Why The Timberwolves Have The Advantage
The Timberwolves bring the stronger two-way team profile into this matchup. They score 118.4 points per game, rank sixth in offensive rating at 118.4, and sit seventh in defensive rating at 113.6. That balance is the biggest difference between these teams. The Clippers can score efficiently, but the Timberwolves have been better on both ends over the full season.
The three-point math leans their way. The Timberwolves are shooting 37.6% from three, which is fifth in the league, and they make 13.9 threes per game. The Clippers are solid from deep at 36.2%, but they only make 12.2 threes per game and do not generate the same kind of volume. If the Timberwolves get to their normal spacing around Edwards and Randle, they can create a cleaner shot-value edge.
The rebounding gap matters in this matchup. The Timberwolves are at 44.6 rebounds per game, while the Clippers are down at 41.0. That is not just a loose team stat. It matters because the Clippers are already without Collins, and they do not have much margin for error inside if the Timberwolves win the glass and extend possessions.
There is also a pace-and-pressure argument for the Timberwolves. They play at a 100.7 pace, which ranks 10th, and they can push games toward more possessions than the Clippers want. That matters because the Clippers average only 23.4 assists per game and are much less comfortable when they have to score repeatedly without controlling tempo. If the Timberwolves can speed this up off misses and turnovers, they force the Clippers into a style that does not fit them as cleanly.
And the direct matchup history still counts. The Timberwolves are 2-1 in the season series, and both of their wins came in games where they made the Clippers defend more actions and held up physically enough to survive Leonard’s scoring. This is not some mystery matchup. The Timberwolves have already shown the blueprint.
X-Factors
Kris Dunn is the Clippers’ point-of-attack tone-setter. Dunn is at 7.8 points, 2.9 rebounds, and 3.3 assists, and his role here is bigger than the box score because the Clippers need someone to make Edwards work before the possession really starts. If Dunn can disrupt the first action and keep the Timberwolves from getting downhill too cleanly, the Clippers have a much better chance to control tempo.
Derrick Jones Jr. is the other Clippers name that can swing the game. He is averaging 11.3 points, 3.0 rebounds, and 1.3 assists, and this is the kind of matchup where his athletic finishing and weak-side defense matter more than his usage. If Jones is scoring on cuts, running the floor, and adding a few extra stops at the rim, the Clippers can survive the non-Leonard possessions a lot more comfortably.
Jaden McDaniels is a real swing piece for the Timberwolves because this matchup asks him to do the hardest defensive work without disappearing on offense. McDaniels is averaging 14.7 points, 4.3 rebounds, and 2.8 assists while shooting 51.5% from the field and 42.1% from three.

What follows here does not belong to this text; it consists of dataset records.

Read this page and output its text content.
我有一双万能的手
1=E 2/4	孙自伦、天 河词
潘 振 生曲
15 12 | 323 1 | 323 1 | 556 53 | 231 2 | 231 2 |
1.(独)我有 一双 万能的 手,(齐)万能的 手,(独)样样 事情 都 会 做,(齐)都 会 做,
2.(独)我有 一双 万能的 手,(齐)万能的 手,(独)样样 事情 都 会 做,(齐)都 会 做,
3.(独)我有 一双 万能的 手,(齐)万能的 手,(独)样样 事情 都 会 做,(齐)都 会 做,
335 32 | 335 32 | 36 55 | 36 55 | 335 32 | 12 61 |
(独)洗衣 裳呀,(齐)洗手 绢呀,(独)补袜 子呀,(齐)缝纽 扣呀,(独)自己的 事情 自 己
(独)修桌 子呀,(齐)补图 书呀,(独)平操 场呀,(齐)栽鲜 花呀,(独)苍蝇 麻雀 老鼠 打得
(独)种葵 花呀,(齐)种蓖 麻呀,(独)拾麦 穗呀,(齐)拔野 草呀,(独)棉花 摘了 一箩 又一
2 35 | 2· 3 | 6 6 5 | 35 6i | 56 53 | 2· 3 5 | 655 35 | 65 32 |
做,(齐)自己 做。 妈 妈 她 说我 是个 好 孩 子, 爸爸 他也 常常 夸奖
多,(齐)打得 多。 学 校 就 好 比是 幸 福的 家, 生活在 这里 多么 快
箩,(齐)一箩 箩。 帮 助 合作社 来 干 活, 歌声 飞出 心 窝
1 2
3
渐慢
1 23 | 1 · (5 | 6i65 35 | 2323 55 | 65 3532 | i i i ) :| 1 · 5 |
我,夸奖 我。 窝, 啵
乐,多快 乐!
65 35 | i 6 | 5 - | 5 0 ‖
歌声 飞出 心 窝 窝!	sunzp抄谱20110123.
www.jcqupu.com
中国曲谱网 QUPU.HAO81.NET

His role here is to make Leonard work for everything, then punish help with quick decisions and spot-up shooting. If McDaniels gives them efficient two-way minutes, the Timberwolves become much more stable across the middle of the game.
Naz Reid is the other major Timberwolves X-factor because he can change the frontcourt matchup without the offense slowing down. Reid is putting up 13.8 points, 6.4 rebounds, and 2.4 assists, and he gives the Timberwolves a big man who can stretch the floor and still win physical minutes. If Reid hits open threes and holds his own on the glass, the Timberwolves can keep size on the floor without sacrificing spacing.
Prediction
I’m taking the Timberwolves. The Clippers have the home edge and the better recent momentum, but the Timberwolves still have the stronger full-season profile, the better rebounding base, and the better defensive numbers. They are sixth in offensive rating, seventh in defensive rating, and they already lead the season series 2-1. If they do not let the Clippers turn this into a slow game, the matchup still leans their way.